Por outro lado, as eleições mostraram também a capacidade de um setor populista, eurocético, nacionalista,
a raiar o extremismo de direita, ganhar posições, embora de forma muito menos pujante do que anunciavam e
ambicionavam.
Ainda está para se ver se aqueles que advogam uma prática e um discurso nacionalista e isolacionista,
acautelando interesses próprios e desprezando os dos outros, são, efetivamente, capazes de se unir com
coerência e coesão.
Mas, se essa união de ações for conseguida por eles, ela não é necessariamente negativa. Antes cria um
polo contra o qual as forças políticas europeístas — sejam socialistas, conservadores, liberais ou verdes —
serão convocadas a unir forças nos momentos e nos temas decisivos.

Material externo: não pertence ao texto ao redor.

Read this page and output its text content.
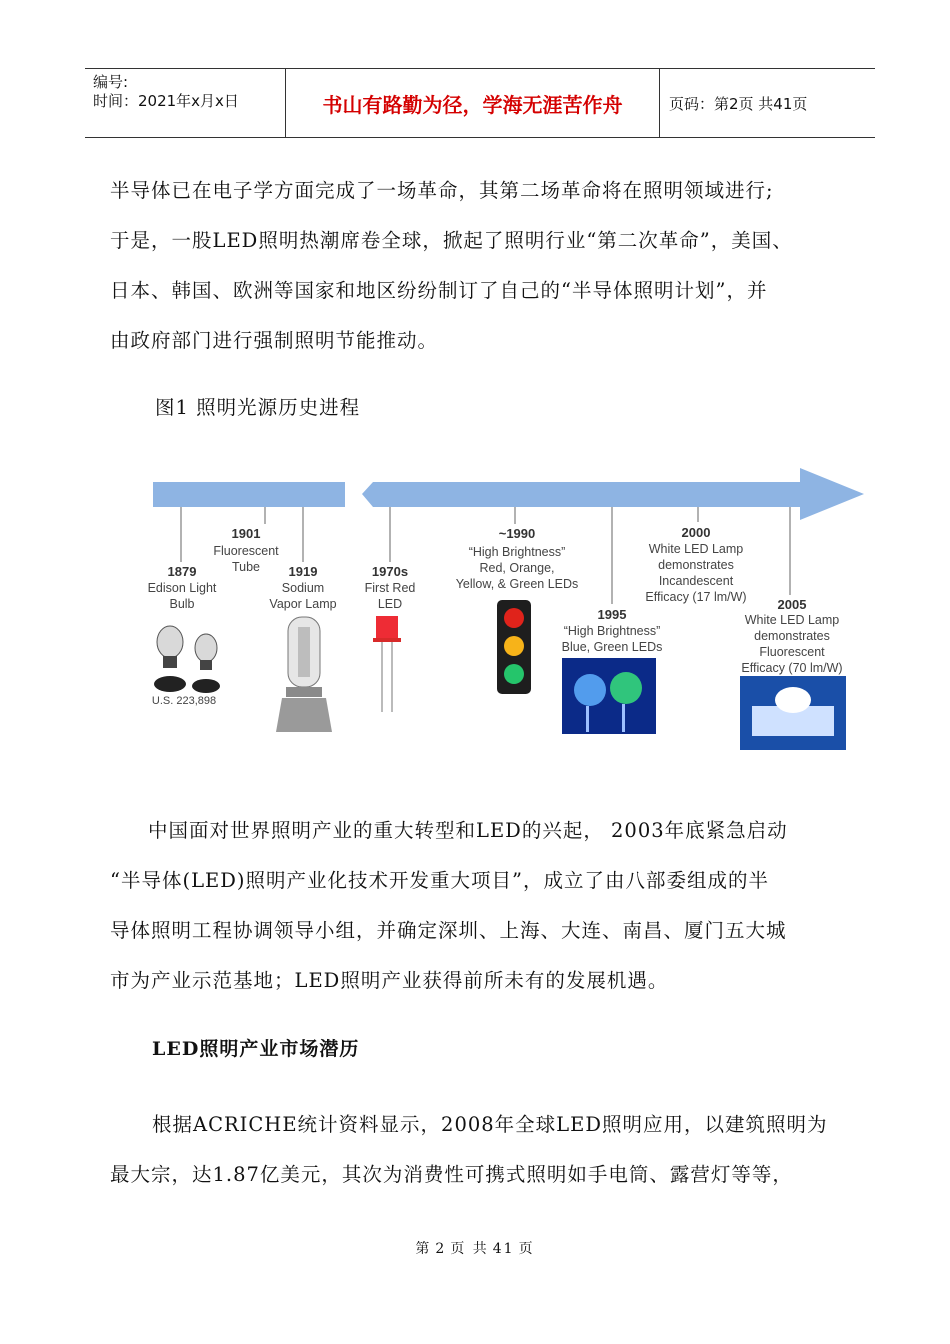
编号:
时间：2021年x月x日	书山有路勤为径，学海无涯苦作舟	页码：第2页 共41页
半导体已在电子学方面完成了一场革命，其第二场革命将在照明领域进行;
于是，一股LED照明热潮席卷全球，掀起了照明行业“第二次革命”，美国、
日本、韩国、欧洲等国家和地区纷纷制订了自己的“半导体照明计划”，并
由政府部门进行强制照明节能推动。
图1 照明光源历史进程
1879
Edison Light
Bulb
U.S. 223,898
1901
Fluorescent
Tube 1919
Sodium
Vapor Lamp
1970s
First Red
LED
~1990
“High Brightness”
Red, Orange,
Yellow, & Green LEDs
1995
“High Brightness”
Blue, Green LEDs
2000
White LED Lamp
demonstrates
Incandescent
Efficacy (17 lm/W) 2005
White LED Lamp
demonstrates
Fluorescent
Efficacy (70 lm/W)
中国面对世界照明产业的重大转型和LED的兴起， 2003年底紧急启动
“半导体(LED)照明产业化技术开发重大项目”，成立了由八部委组成的半
导体照明工程协调领导小组，并确定深圳、上海、大连、南昌、厦门五大城
市为产业示范基地；LED照明产业获得前所未有的发展机遇。
LED照明产业市场潜历
根据ACRICHE统计资料显示，2008年全球LED照明应用，以建筑照明为
最大宗，达1.87亿美元，其次为消费性可携式照明如手电筒、露营灯等等，
第 2 页 共 41 页
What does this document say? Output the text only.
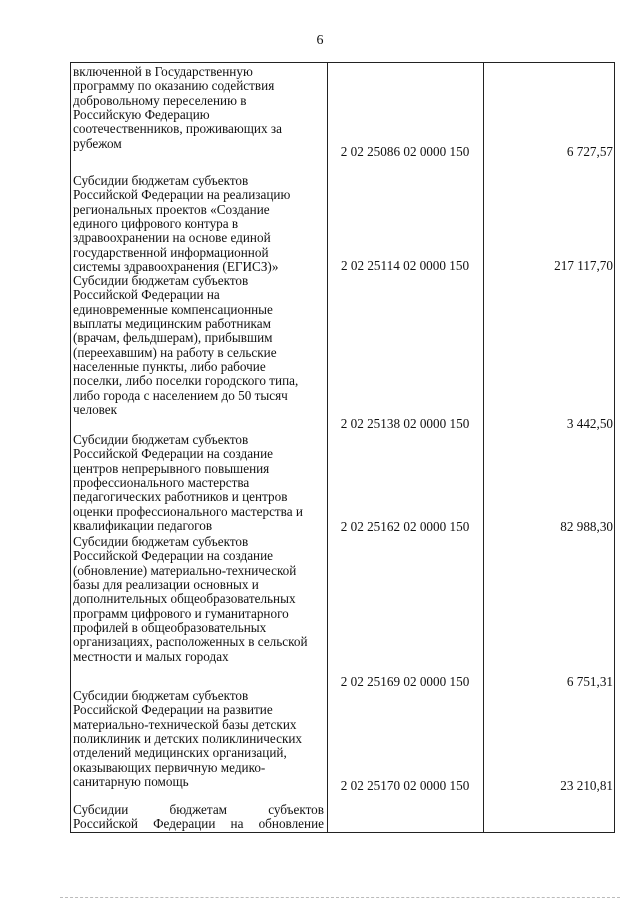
6
включенной в Государственную
программу по оказанию содействия
добровольному переселению в
Российскую Федерацию
соотечественников, проживающих за
рубежом
2 02 25086 02 0000 150	6 727,57
Субсидии бюджетам субъектов
Российской Федерации на реализацию
региональных проектов «Создание
единого цифрового контура в
здравоохранении на основе единой
государственной информационной
системы здравоохранения (ЕГИСЗ)»	2 02 25114 02 0000 150	217 117,70
Субсидии бюджетам субъектов
Российской Федерации на
единовременные компенсационные
выплаты медицинским работникам
(врачам, фельдшерам), прибывшим
(переехавшим) на работу в сельские
населенные пункты, либо рабочие
поселки, либо поселки городского типа,
либо города с населением до 50 тысяч
человек
2 02 25138 02 0000 150	3 442,50
Субсидии бюджетам субъектов
Российской Федерации на создание
центров непрерывного повышения
профессионального мастерства
педагогических работников и центров
оценки профессионального мастерства и
квалификации педагогов	2 02 25162 02 0000 150	82 988,30
Субсидии бюджетам субъектов
Российской Федерации на создание
(обновление) материально-технической
базы для реализации основных и
дополнительных общеобразовательных
программ цифрового и гуманитарного
профилей в общеобразовательных
организациях, расположенных в сельской
местности и малых городах
2 02 25169 02 0000 150	6 751,31
Субсидии бюджетам субъектов
Российской Федерации на развитие
материально-технической базы детских
поликлиник и детских поликлинических
отделений медицинских организаций,
оказывающих первичную медико-
санитарную помощь	2 02 25170 02 0000 150	23 210,81
Субсидии бюджетам субъектов
Российской Федерации на обновление
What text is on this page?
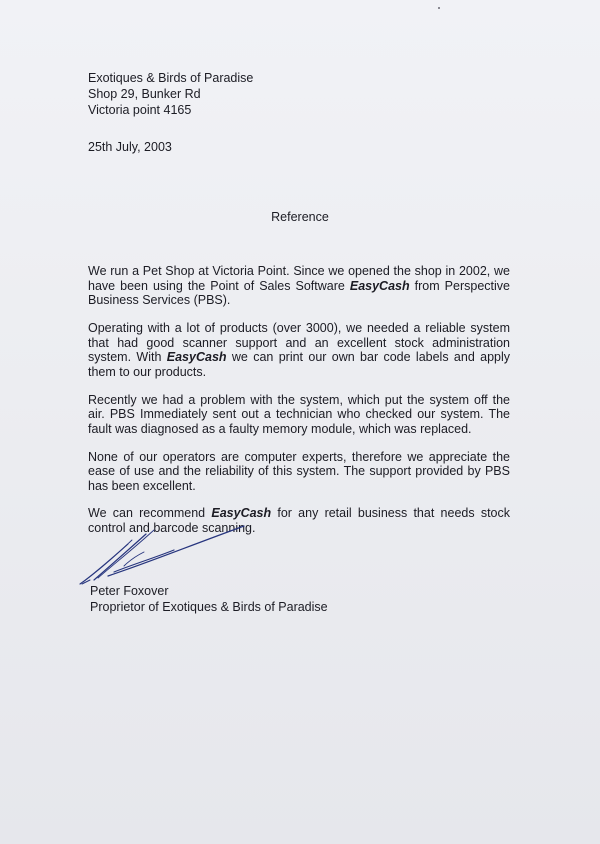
Exotiques & Birds of Paradise
Shop 29, Bunker Rd
Victoria point 4165
25th July, 2003
Reference

We run a Pet Shop at Victoria Point. Since we opened the shop in 2002, we have been using the Point of Sales Software EasyCash from Perspective Business Services (PBS).

Operating with a lot of products (over 3000), we needed a reliable system that had good scanner support and an excellent stock administration system. With EasyCash we can print our own bar code labels and apply them to our products.

Recently we had a problem with the system, which put the system off the air. PBS Immediately sent out a technician who checked our system. The fault was diagnosed as a faulty memory module, which was replaced.

None of our operators are computer experts, therefore we appreciate the ease of use and the reliability of this system. The support provided by PBS has been excellent.

We can recommend EasyCash for any retail business that needs stock control and barcode scanning.

Peter Foxover
Proprietor of Exotiques & Birds of Paradise
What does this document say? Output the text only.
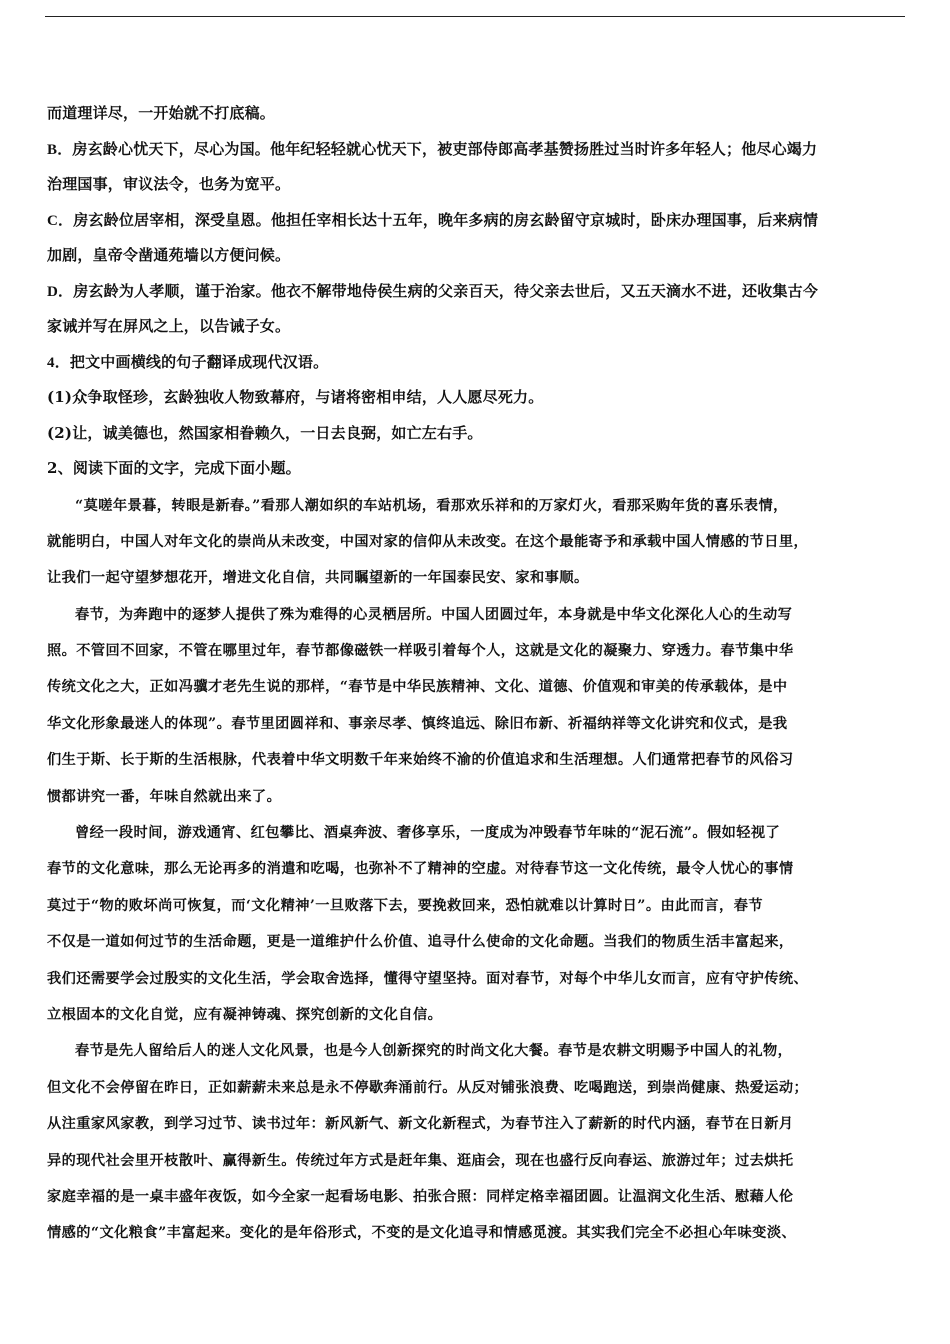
而道理详尽，一开始就不打底稿。
B．房玄龄心忧天下，尽心为国。他年纪轻轻就心忧天下，被吏部侍郎高孝基赞扬胜过当时许多年轻人；他尽心竭力
治理国事，审议法令，也务为宽平。
C．房玄龄位居宰相，深受皇恩。他担任宰相长达十五年，晚年多病的房玄龄留守京城时，卧床办理国事，后来病情
加剧，皇帝令凿通苑墙以方便问候。
D．房玄龄为人孝顺，谨于治家。他衣不解带地侍侯生病的父亲百天，待父亲去世后，又五天滴水不进，还收集古今
家诫并写在屏风之上，以告诫子女。
4．把文中画横线的句子翻译成现代汉语。
(1)众争取怪珍，玄龄独收人物致幕府，与诸将密相申结，人人愿尽死力。
(2)让，诚美德也，然国家相眷赖久，一日去良弼，如亡左右手。
2、阅读下面的文字，完成下面小题。
“莫嗟年景暮，转眼是新春。”看那人潮如织的车站机场，看那欢乐祥和的万家灯火，看那采购年货的喜乐表情，
就能明白，中国人对年文化的崇尚从未改变，中国对家的信仰从未改变。在这个最能寄予和承载中国人情感的节日里，
让我们一起守望梦想花开，增进文化自信，共同瞩望新的一年国泰民安、家和事顺。
春节，为奔跑中的逐梦人提供了殊为难得的心灵栖居所。中国人团圆过年，本身就是中华文化深化人心的生动写
照。不管回不回家，不管在哪里过年，春节都像磁铁一样吸引着每个人，这就是文化的凝聚力、穿透力。春节集中华
传统文化之大，正如冯骥才老先生说的那样，“春节是中华民族精神、文化、道德、价值观和审美的传承载体，是中
华文化形象最迷人的体现”。春节里团圆祥和、事亲尽孝、慎终追远、除旧布新、祈福纳祥等文化讲究和仪式，是我
们生于斯、长于斯的生活根脉，代表着中华文明数千年来始终不渝的价值追求和生活理想。人们通常把春节的风俗习
惯都讲究一番，年味自然就出来了。
曾经一段时间，游戏通宵、红包攀比、酒桌奔波、奢侈享乐，一度成为冲毁春节年味的“泥石流”。假如轻视了
春节的文化意味，那么无论再多的消遣和吃喝，也弥补不了精神的空虚。对待春节这一文化传统，最令人忧心的事情
莫过于“物的败坏尚可恢复，而‘文化精神’一旦败落下去，要挽救回来，恐怕就难以计算时日”。由此而言，春节
不仅是一道如何过节的生活命题，更是一道维护什么价值、追寻什么使命的文化命题。当我们的物质生活丰富起来，
我们还需要学会过殷实的文化生活，学会取舍选择，懂得守望坚持。面对春节，对每个中华儿女而言，应有守护传统、
立根固本的文化自觉，应有凝神铸魂、探究创新的文化自信。
春节是先人留给后人的迷人文化风景，也是今人创新探究的时尚文化大餐。春节是农耕文明赐予中国人的礼物，
但文化不会停留在昨日，正如薪薪未来总是永不停歇奔涌前行。从反对铺张浪费、吃喝跑送，到崇尚健康、热爱运动；
从注重家风家教，到学习过节、读书过年：新风新气、新文化新程式，为春节注入了薪新的时代内涵，春节在日新月
异的现代社会里开枝散叶、赢得新生。传统过年方式是赶年集、逛庙会，现在也盛行反向春运、旅游过年；过去烘托
家庭幸福的是一桌丰盛年夜饭，如今全家一起看场电影、拍张合照：同样定格幸福团圆。让温润文化生活、慰藉人伦
情感的“文化粮食”丰富起来。变化的是年俗形式，不变的是文化追寻和情感觅渡。其实我们完全不必担心年味变淡、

Considerando este panorama, recomposição institucional com sucesso será aquela que consiga garantir pelo
menos dois objetivos: primeiro, o equilíbrio entre os vários órgãos — Presidente do Parlamento, Presidente da
Comissão, Presidente do Conselho, Alto Representante para a PESC (política externa e de segurança comum)
e, noutro patamar, Presidente do Banco Central Europeu —, que permita a harmonização virtuosa das várias
agendas em termos que sejam benéficos para o aprofundamento e a consolidação do projeto europeu; segundo,
a capacidade de conjugar esforços para derrotar aqueles que querem destruir o projeto europeu e para reganhar
para esse projeto o eleitorado que neles votou.
Muitos de nós apoiam a consolidação do modelo dos Spitzenkandidaten. Não é o único modelo concebível
em contexto de democracia representativa, mas a sua aplicação contribui para a consolidação das instituições
democrático-representativas da União Europeia.
Não obstante, tem de se admitir que, numa situação polarizada, fracionada e desafiadora, como é a presente,
esse modelo pode mostrar-se inexequível.
Muitos dos dados que são hoje determinantes não eram conhecidos aquando da escolha dos
Spitzenkandidaten dos vários grupos políticos, podendo o respetivo perfil não se coadunar com as exigências
atuais.
Por isso, é possível que as escolhas tenham de conseguir equilíbrios que não passem necessariamente
pelas personalidades antes apresentadas, nem pela entrega de presidências e lugares de liderança a quem tem
mais eleitos, embora não os suficientes para garantir uma maioria.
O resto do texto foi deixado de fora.